The Promise of Polymath LLMs
I have long associated with smart nerdy folks with broad interests, especially re tech/future. Groups like “extropians”, “rationalists” and “effective altruists”. While there are many smart nerdy amateur groups who focus on rather concrete topics, like old cars or poker, the folks I’ve like have had a “taste for abstraction”. They like more to reason abstractly, and so over time have collected many abstractions to help them reason. This seems to me a key common element across the diverse topics they like.
When such people are nearer to academia, they tend more to learn established abstractions from academic disciplines. Others tend more to collect abstractions from online thinkers, who more often invent their own new abstractions, instead of using established ones. Such novel abstractions are generative, adding to our innovation in abstractions. But they also tend to be less reliable, leading such thinkers more often astray. Academics, in contrast, are slower to adopt new abstractions, as they hold new proposals to higher standards.
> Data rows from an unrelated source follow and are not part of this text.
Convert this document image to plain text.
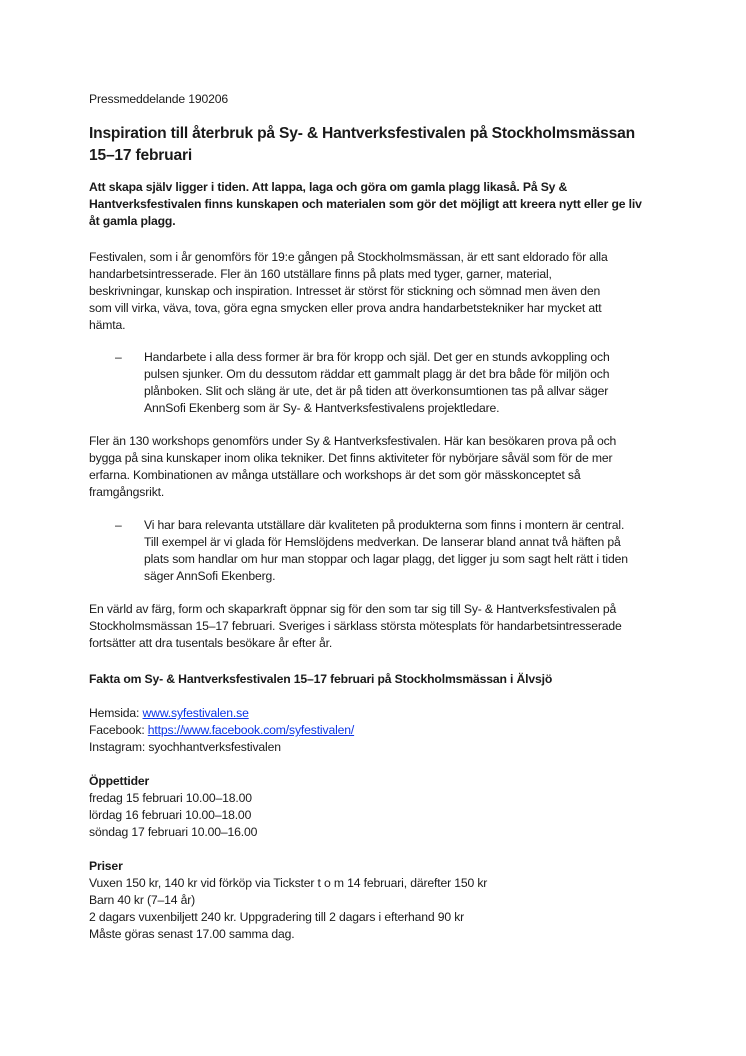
Pressmeddelande 190206

Inspiration till återbruk på Sy- & Hantverksfestivalen på Stockholmsmässan

15–17 februari

Att skapa själv ligger i tiden. Att lappa, laga och göra om gamla plagg likaså. På Sy &

Hantverksfestivalen finns kunskapen och materialen som gör det möjligt att kreera nytt eller ge liv

åt gamla plagg.

Festivalen, som i år genomförs för 19:e gången på Stockholmsmässan, är ett sant eldorado för alla

handarbetsintresserade. Fler än 160 utställare finns på plats med tyger, garner, material,

beskrivningar, kunskap och inspiration. Intresset är störst för stickning och sömnad men även den

som vill virka, väva, tova, göra egna smycken eller prova andra handarbetstekniker har mycket att

hämta.

– Handarbete i alla dess former är bra för kropp och själ. Det ger en stunds avkoppling och

pulsen sjunker. Om du dessutom räddar ett gammalt plagg är det bra både för miljön och

plånboken. Slit och släng är ute, det är på tiden att överkonsumtionen tas på allvar säger

AnnSofi Ekenberg som är Sy- & Hantverksfestivalens projektledare.

Fler än 130 workshops genomförs under Sy & Hantverksfestivalen. Här kan besökaren prova på och

bygga på sina kunskaper inom olika tekniker. Det finns aktiviteter för nybörjare såväl som för de mer

erfarna. Kombinationen av många utställare och workshops är det som gör mässkonceptet så

framgångsrikt.

– Vi har bara relevanta utställare där kvaliteten på produkterna som finns i montern är central.

Till exempel är vi glada för Hemslöjdens medverkan. De lanserar bland annat två häften på

plats som handlar om hur man stoppar och lagar plagg, det ligger ju som sagt helt rätt i tiden

säger AnnSofi Ekenberg.

En värld av färg, form och skaparkraft öppnar sig för den som tar sig till Sy- & Hantverksfestivalen på

Stockholmsmässan 15–17 februari. Sveriges i särklass största mötesplats för handarbetsintresserade

fortsätter att dra tusentals besökare år efter år.

Fakta om Sy- & Hantverksfestivalen 15–17 februari på Stockholmsmässan i Älvsjö

Hemsida: www.syfestivalen.se

Facebook: https://www.facebook.com/syfestivalen/

Instagram: syochhantverksfestivalen

Öppettider

fredag 15 februari 10.00–18.00

lördag 16 februari 10.00–18.00

söndag 17 februari 10.00–16.00

Priser

Vuxen 150 kr, 140 kr vid förköp via Tickster t o m 14 februari, därefter 150 kr

Barn 40 kr (7–14 år)

2 dagars vuxenbiljett 240 kr. Uppgradering till 2 dagars i efterhand 90 kr

Måste göras senast 17.00 samma dag.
This is my main criticism of the communities collected around these online thinkers. I like them personally, but think they too often go wrong by inventing new abstractions, and then overly trusting these due to their trusting folks inside their community much more than outsiders. In particular, I think such folks have been led astray by new abstractions re AI risk; they’d do better with vetted abstractions from biology, culture, or economics.
I’m now an academic, though I was once an amateur. Over my lifetime, I have been tempted into many diverse topic areas, due to their immediate interest to me. This induced me to learn many new-to-me-but-standard abstractions. As a result I’ve stumbled into a polymath lifetime strategy: the more fields I learn, the more intersections I find where I can apply the tools of one field to the problems of another.
As a result my productivity has increased over time, even though I’m getting old; knowing N fields empowers me to look for N(N-1)/2 intersections between fields. Most of my contributions have been applying stuff we know in some areas to other areas. And note how this approach allows you to be a pretty reliable contrarian. Contrary approaches within a discipline tend to be wrong more often than just applying established abstractions from other disciplines to this one. As folks inside each discipline tend to resist accepting corrections from other disciplines, that will make you a contrarian, at least for a time.
Oddly, few people plan when young to adopt such a polymath life strategy. I think this is in part because we find it hard to believe that other fields besides where we started actually know a lot. When we feel that our intuitions seem adequate to guide practical action in an area of life like romance or physics, we find it hard to see that there could be that much to learn about it. I have been surprised by just how powerful are the abstractions that I’ve learned from areas outside my early life focus areas, and how much more productive I’ve become by learning them.
Academia neglects interdisciplinary work that combines insights from multiple areas. Each field has expert versions which experts use among themselves, and public versions seen by outsiders, and people in field B won’t accept your using the expert version of A if that differs from the non-expert version of A that B folks have in mind. Also, if you hold an academic event on the topic of A intersect B, you’ll usually invite the most prestigious people you can get in A, and in B, but you won’t usually invite people who have specialized in A intersect B, as they will tend to be as prestigious.
Thus humanity’s beliefs on many important topics have long been just inconsistent and incoherent across disparate fields of inquiry. Creating a huge opportunity to learn lots of big stuff fast: search for more contradictions between fields, and resolve them. And as humans have long neglected this opportunity, this may now be a promising option for LLMs, who seem to know quite a lot on a very wide range of topics.
Thus we might get a huge burst of progress soon if only we could get LLMs to look carefully at pairs of distant areas, ask if what they know about those two areas are in conflict, and if so substitute new more consistent views. Use the new better consensus views to lather, rinse, and repeat. Of course I’m sure there will be many obstacles to making this work in practice. Maybe LLMs just aren’t able to reason well enough yet in such cases. But maybe we should try?


"Oddly, few people plan when young to adopt such a polymath life strategy."
I think modern people have become cocooned in privilege, terrified of losing comfort and status, and risk-averse. Feminization obviously contributes to all of this mightily. Consequently, more than the workers of previous generations, modern people tend to see success as a series of steps on a pre-laid path: graduation, credentials, internships, grad school, job, promotions, etc. This can be a profoundly negative sequence for society when many of the organizations that people are using to structure their life paths are either sclerotic and bureaucratized (and generating little net social value) or profit-driven but financialized and parasitic (generating little net social value). Our best and brightest often go into academia and finance and medicine... and end up weighed down in rule-bound, perverse structures, doing little other than burnishing their careers at the expense of intellectual inquiry, economic production, and patient well-being.